Definition
Roll-to-roll coating machine is a continuous coating equipment that achieves large-scale and efficient coating preparation by unwinding a flexible substrate (such as film, metal foil, paper or fabric) from an unwinding roller, evenly applying a functional coating through the coating area, and then winding it after drying or curing. The equipment is mainly used in laboratories and pilot sessions to simulate industrial production processes to evaluate coating formulations, process parameters and substrate suitability.
How it works:
The equipment realizes the coating process based on precision mechanical transmission and fluid control technology. The unwinding system releases the substrate, maintains a stable tension through the tension control roller, and the substrate enters the coating head. The coating head transfers a predetermined thickness of coating solution or slurry to the surface of the substrate through mechanisms such as dosing rods, scrapers, microgravures, or slit extrusion. The coating is then cured by hot air, infrared or UV through a drying passage and finally coiled into a film by the winding system. The entire process is usually coordinated by a programmable logic controller, ensuring synchronized control of speed, tension, and coating volume.

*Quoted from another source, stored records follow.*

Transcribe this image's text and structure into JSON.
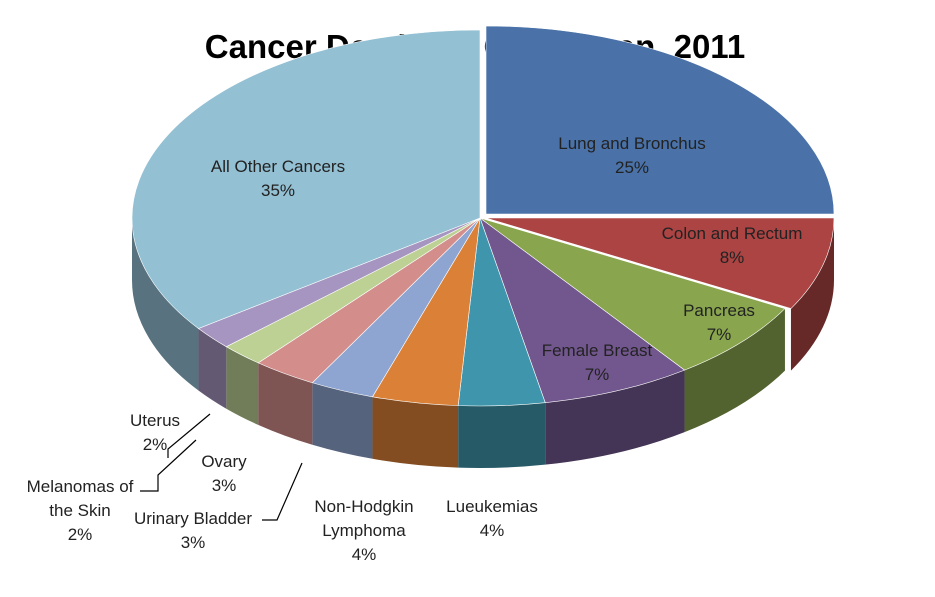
{
  "chart_data": {
    "type": "pie",
    "title": "Cancer Deaths in CT Women, 2011",
    "slices": [
      {
        "label": "Lung and Bronchus",
        "value": 25,
        "display": "25%",
        "color": "#4a72a8"
      },
      {
        "label": "Colon and Rectum",
        "value": 8,
        "display": "8%",
        "color": "#ab4443"
      },
      {
        "label": "Pancreas",
        "value": 7,
        "display": "7%",
        "color": "#89a54e"
      },
      {
        "label": "Female Breast",
        "value": 7,
        "display": "7%",
        "color": "#72578e"
      },
      {
        "label": "Lueukemias",
        "value": 4,
        "display": "4%",
        "color": "#3f96ac"
      },
      {
        "label": "Non-Hodgkin Lymphoma",
        "value": 4,
        "display": "4%",
        "color": "#da8137"
      },
      {
        "label": "Urinary Bladder",
        "value": 3,
        "display": "3%",
        "color": "#8fa5d1"
      },
      {
        "label": "Ovary",
        "value": 3,
        "display": "3%",
        "color": "#d38e8c"
      },
      {
        "label": "Melanomas of the Skin",
        "value": 2,
        "display": "2%",
        "color": "#bdd194"
      },
      {
        "label": "Uterus",
        "value": 2,
        "display": "2%",
        "color": "#a595c0"
      },
      {
        "label": "All Other Cancers",
        "value": 35,
        "display": "35%",
        "color": "#93c0d3"
      }
    ],
    "legend": "none",
    "style": "3d-exploded-tilted"
  }
}
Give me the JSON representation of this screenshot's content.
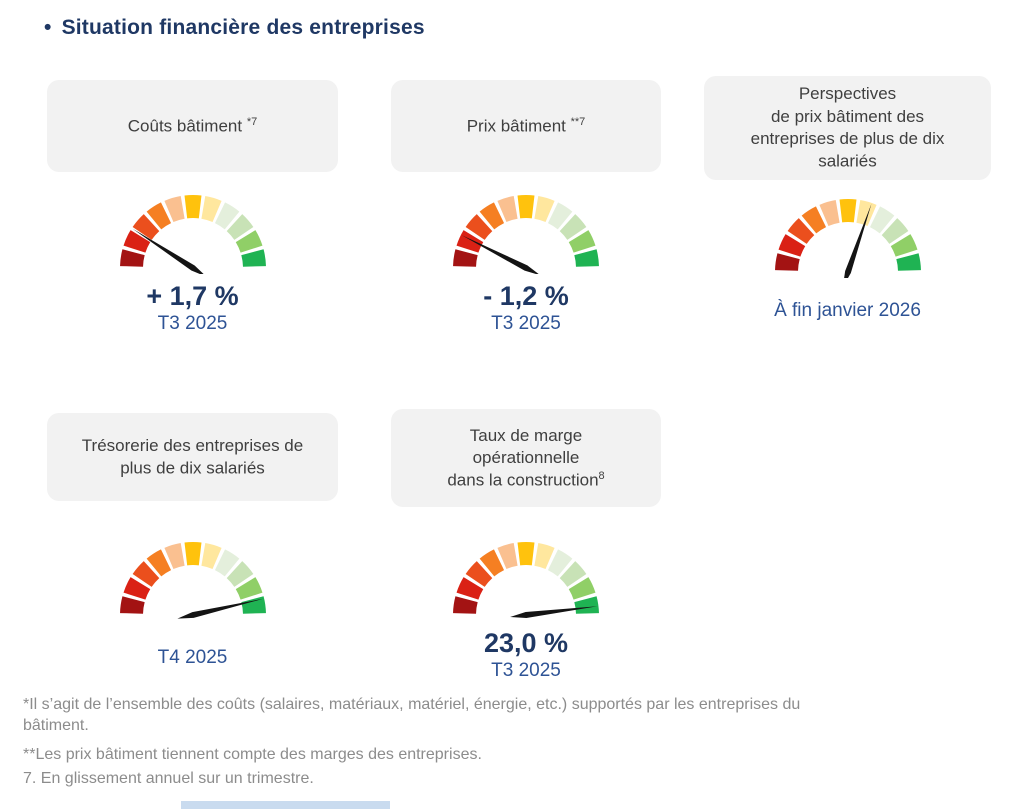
{
  "page": {
    "bullet": "•",
    "title": "Situation financière des entreprises"
  },
  "colors": {
    "title_navy": "#1F3864",
    "period_blue": "#2E5395",
    "card_background": "#F2F2F2",
    "footnote_gray": "#8C8C8C",
    "needle_black": "#141414"
  },
  "gauge_segments": [
    "#A31313",
    "#DA2115",
    "#EB4F1D",
    "#F57F22",
    "#FAC090",
    "#FFC20D",
    "#FFE79E",
    "#E4EFDC",
    "#C8E2B6",
    "#90CF67",
    "#1FB353"
  ],
  "panels": [
    {
      "title": "Coûts bâtiment ",
      "title_sup": "*7",
      "needle_angle_deg": 147,
      "value": "+ 1,7 %",
      "period": "T3 2025"
    },
    {
      "title": "Prix bâtiment ",
      "title_sup": "**7",
      "needle_angle_deg": 153,
      "value": "- 1,2 %",
      "period": "T3 2025"
    },
    {
      "title": "Perspectives\nde prix bâtiment des\nentreprises de plus de dix\nsalariés",
      "title_sup": "",
      "needle_angle_deg": 71,
      "value": "",
      "period": "À fin janvier 2026"
    },
    {
      "title": "Trésorerie des entreprises de\nplus de dix salariés",
      "title_sup": "",
      "needle_angle_deg": 13,
      "value": "",
      "period": "T4 2025"
    },
    {
      "title": "Taux de marge\nopérationnelle\ndans la construction",
      "title_sup": "8",
      "needle_angle_deg": 7,
      "value": "23,0 %",
      "period": "T3 2025"
    }
  ],
  "footnotes": [
    "*Il s’agit de l’ensemble des coûts (salaires, matériaux, matériel, énergie, etc.) supportés par les entreprises du\nbâtiment.",
    "**Les prix bâtiment tiennent compte des marges des entreprises.",
    "7. En glissement annuel sur un trimestre."
  ],
  "chart_data": [
    {
      "type": "gauge",
      "title": "Coûts bâtiment *7",
      "scale": "11-segment semicircular dial, dark red (left/bad) to green (right/good)",
      "needle_zone": "red zone, lower-left (segment 2-3 of 11)",
      "needle_angle_deg_from_right": 147,
      "value": "+ 1,7 %",
      "period": "T3 2025"
    },
    {
      "type": "gauge",
      "title": "Prix bâtiment **7",
      "scale": "11-segment semicircular dial, dark red (left/bad) to green (right/good)",
      "needle_zone": "red zone, lower-left (segment 2 of 11)",
      "needle_angle_deg_from_right": 153,
      "value": "- 1,2 %",
      "period": "T3 2025"
    },
    {
      "type": "gauge",
      "title": "Perspectives de prix bâtiment des entreprises de plus de dix salariés",
      "scale": "11-segment semicircular dial, dark red (left/bad) to green (right/good)",
      "needle_zone": "just right of vertical, pale-yellow zone (segment 7 of 11)",
      "needle_angle_deg_from_right": 71,
      "value": "",
      "period": "À fin janvier 2026"
    },
    {
      "type": "gauge",
      "title": "Trésorerie des entreprises de plus de dix salariés",
      "scale": "11-segment semicircular dial, dark red (left/bad) to green (right/good)",
      "needle_zone": "green zone, right (segment 10-11 of 11)",
      "needle_angle_deg_from_right": 13,
      "value": "",
      "period": "T4 2025"
    },
    {
      "type": "gauge",
      "title": "Taux de marge opérationnelle dans la construction⁸",
      "scale": "11-segment semicircular dial, dark red (left/bad) to green (right/good)",
      "needle_zone": "green zone, far right (segment 11 of 11)",
      "needle_angle_deg_from_right": 7,
      "value": "23,0 %",
      "period": "T3 2025"
    }
  ]
}
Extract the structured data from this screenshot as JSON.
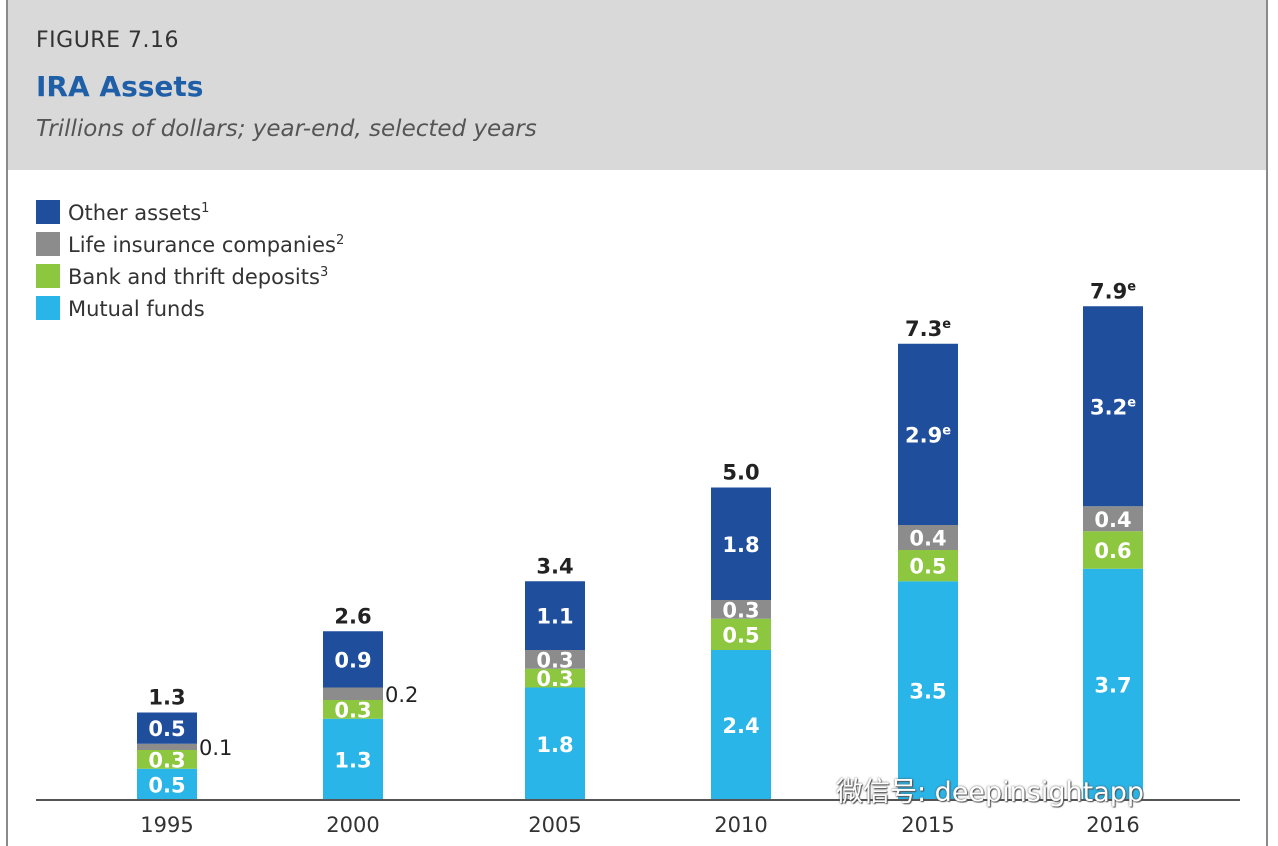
{
  "figure": {
    "label": "FIGURE 7.16",
    "title": "IRA Assets",
    "subtitle": "Trillions of dollars; year-end, selected years"
  },
  "watermark": "微信号: deepinsightapp",
  "colors": {
    "other_assets": "#1f4e9c",
    "life_insurance": "#8c8c8c",
    "bank_thrift": "#8dc63f",
    "mutual_funds": "#29b5e8"
  },
  "chart_data": {
    "type": "bar",
    "stacked": true,
    "categories": [
      "1995",
      "2000",
      "2005",
      "2010",
      "2015",
      "2016"
    ],
    "series": [
      {
        "name": "Mutual funds",
        "key": "mutual_funds",
        "values": [
          0.5,
          1.3,
          1.8,
          2.4,
          3.5,
          3.7
        ],
        "labels": [
          "0.5",
          "1.3",
          "1.8",
          "2.4",
          "3.5",
          "3.7"
        ]
      },
      {
        "name": "Bank and thrift deposits",
        "sup": "3",
        "key": "bank_thrift",
        "values": [
          0.3,
          0.3,
          0.3,
          0.5,
          0.5,
          0.6
        ],
        "labels": [
          "0.3",
          "0.3",
          "0.3",
          "0.5",
          "0.5",
          "0.6"
        ]
      },
      {
        "name": "Life insurance companies",
        "sup": "2",
        "key": "life_insurance",
        "values": [
          0.1,
          0.2,
          0.3,
          0.3,
          0.4,
          0.4
        ],
        "labels": [
          "0.1",
          "0.2",
          "0.3",
          "0.3",
          "0.4",
          "0.4"
        ]
      },
      {
        "name": "Other assets",
        "sup": "1",
        "key": "other_assets",
        "values": [
          0.5,
          0.9,
          1.1,
          1.8,
          2.9,
          3.2
        ],
        "labels": [
          "0.5",
          "0.9",
          "1.1",
          "1.8",
          "2.9e",
          "3.2e"
        ]
      }
    ],
    "totals": [
      1.3,
      2.6,
      3.4,
      5.0,
      7.3,
      7.9
    ],
    "total_labels": [
      "1.3",
      "2.6",
      "3.4",
      "5.0",
      "7.3e",
      "7.9e"
    ],
    "legend_order": [
      "other_assets",
      "life_insurance",
      "bank_thrift",
      "mutual_funds"
    ],
    "legend_position": "top-left",
    "ylim": [
      0,
      8.5
    ],
    "grid": false
  }
}
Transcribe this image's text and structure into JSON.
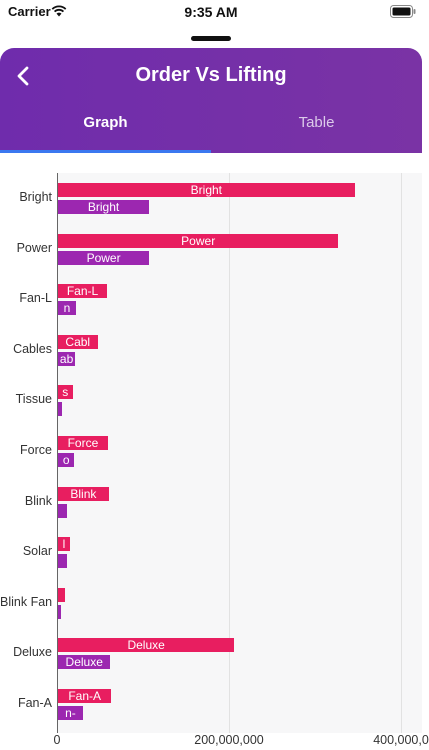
{
  "status_bar": {
    "carrier": "Carrier",
    "time": "9:35 AM"
  },
  "appbar": {
    "title": "Order Vs Lifting",
    "back_icon": "chevron-left-icon"
  },
  "tabs": [
    {
      "label": "Graph",
      "selected": true
    },
    {
      "label": "Table",
      "selected": false
    }
  ],
  "colors": {
    "order": "#e81e60",
    "lifting": "#9c27b0",
    "accent": "#3b78f0",
    "appbar": "#7030a8"
  },
  "chart_data": {
    "type": "bar",
    "orientation": "horizontal",
    "categories": [
      "Bright",
      "Power",
      "Fan-L",
      "Cables",
      "Tissue",
      "Force",
      "Blink",
      "Solar",
      "Blink Fan",
      "Deluxe",
      "Fan-A"
    ],
    "series": [
      {
        "values": [
          345000000,
          326000000,
          57000000,
          46000000,
          17000000,
          58000000,
          59000000,
          14000000,
          8000000,
          205000000,
          62000000
        ],
        "bar_labels": [
          "Bright",
          "Power",
          "Fan-L",
          "Cabl",
          "s",
          "Force",
          "Blink",
          "l",
          "",
          "Deluxe",
          "Fan-A"
        ]
      },
      {
        "values": [
          106000000,
          106000000,
          21000000,
          20000000,
          5000000,
          19000000,
          11000000,
          10000000,
          4000000,
          61000000,
          29000000
        ],
        "bar_labels": [
          "Bright",
          "Power",
          "n",
          "ab",
          "",
          "o",
          "",
          "",
          "",
          "Deluxe",
          "n-"
        ]
      }
    ],
    "xlim": [
      0,
      400000000
    ],
    "x_ticks": [
      "0",
      "200,000,000",
      "400,000,0"
    ],
    "grid": "vertical"
  }
}
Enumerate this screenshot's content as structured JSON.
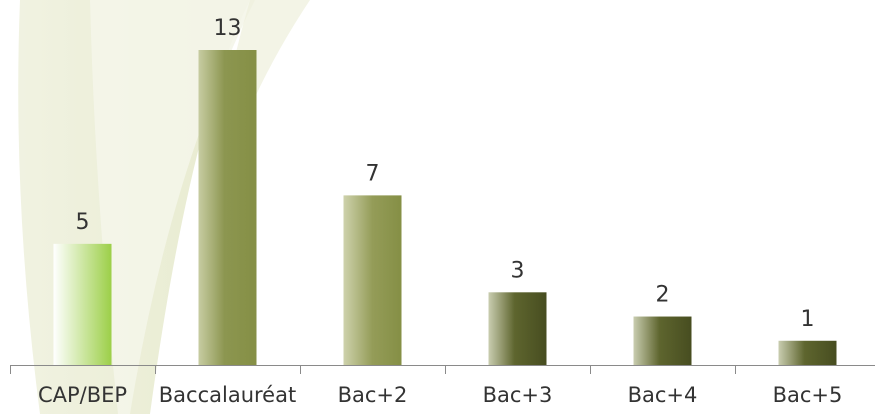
{
  "chart_data": {
    "type": "bar",
    "categories": [
      "CAP/BEP",
      "Baccalauréat",
      "Bac+2",
      "Bac+3",
      "Bac+4",
      "Bac+5"
    ],
    "values": [
      5,
      13,
      7,
      3,
      2,
      1
    ],
    "data_labels": [
      "5",
      "13",
      "7",
      "3",
      "2",
      "1"
    ],
    "title": "",
    "xlabel": "",
    "ylabel": "",
    "ylim": [
      0,
      13
    ],
    "grid": false,
    "legend": "none",
    "bar_colors": [
      "#9ccf48",
      "#8a944a",
      "#8a944a",
      "#4c5223",
      "#4c5223",
      "#4c5223"
    ]
  }
}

Measurement and evaluation methods
Coating performance evaluation requires a combination of various testing methods. Wet film thickness can be estimated by coating gap and slurry rheological parameters, and dry film thickness is commonly measured with micrometers or laser thickness gauges according to standards such as ASTM D1003. Coating uniformity can be analyzed by optical microscopy or surface profiler. Adhesion testing often uses the grid method (refer to GB/T 9286), and the wear resistance can be evaluated by friction testing machine. Functional indicators such as conductivity and light transmittance are specially tested according to the corresponding industry standards.
Influencing factors
The coating quality is affected by the interaction of multiple parameters. The surface energy and cleanliness of the substrate determine the wettability and adhesion of the coating. The viscosity, solids content and rheological properties of the slurry affect the transfer uniformity, and the relationship can be roughly described by the fluid transfer model:h ≈ k·(η·U/σ), where h is the thickness of the wet film, η is the viscosity, U is the coating speed, σ is the surface tension, and k is the equipment constant. The matching between coating speed and drying temperature directly affects the apparent defects and internal stress of the coating. Ambient temperature and humidity may cause changes in the volatilization rate of solvents, resulting in orange peel or pinholes.
Applications:
The equipment is widely used in the field of new energy, such as the preparation of electrode coatings for lithium-ion batteries. In the electronics industry, conductive coatings are used for flexible circuit substrates. The field of optical films involves the preparation of brightening films and anti-glare coatings. The packaging materials industry is used in the development of barrier coatings. In addition, it can be used for functional decorative film surface treatment in the building materials sector and for prototyping coated fabrics in the textile industry. Each application needs to adjust the process window to the functional requirements of the coating.
Selection considerations
Equipment selection should be systematically evaluated based on experimental requirements. First, clarify the width, thickness range and temperature resistance of the substrate, and determine the mechanical specifications of the equipment. The coating method is selected according to the characteristics of the slurry: low-viscosity slurry is suitable for slit extrusion, and high-solids slurry is suitable for scraper type. The drying capacity needs to match the volatilization rate requirements of the solvent, and the UV curing system is suitable for photosensitive materials. The control system should have closed-loop control capabilities for speed, tension and temperature. Safety needs to consider explosion-proof design and exhaust gas treatment configuration. Equipment scalability, such as the modular coating head design, provides flexibility for future process changes.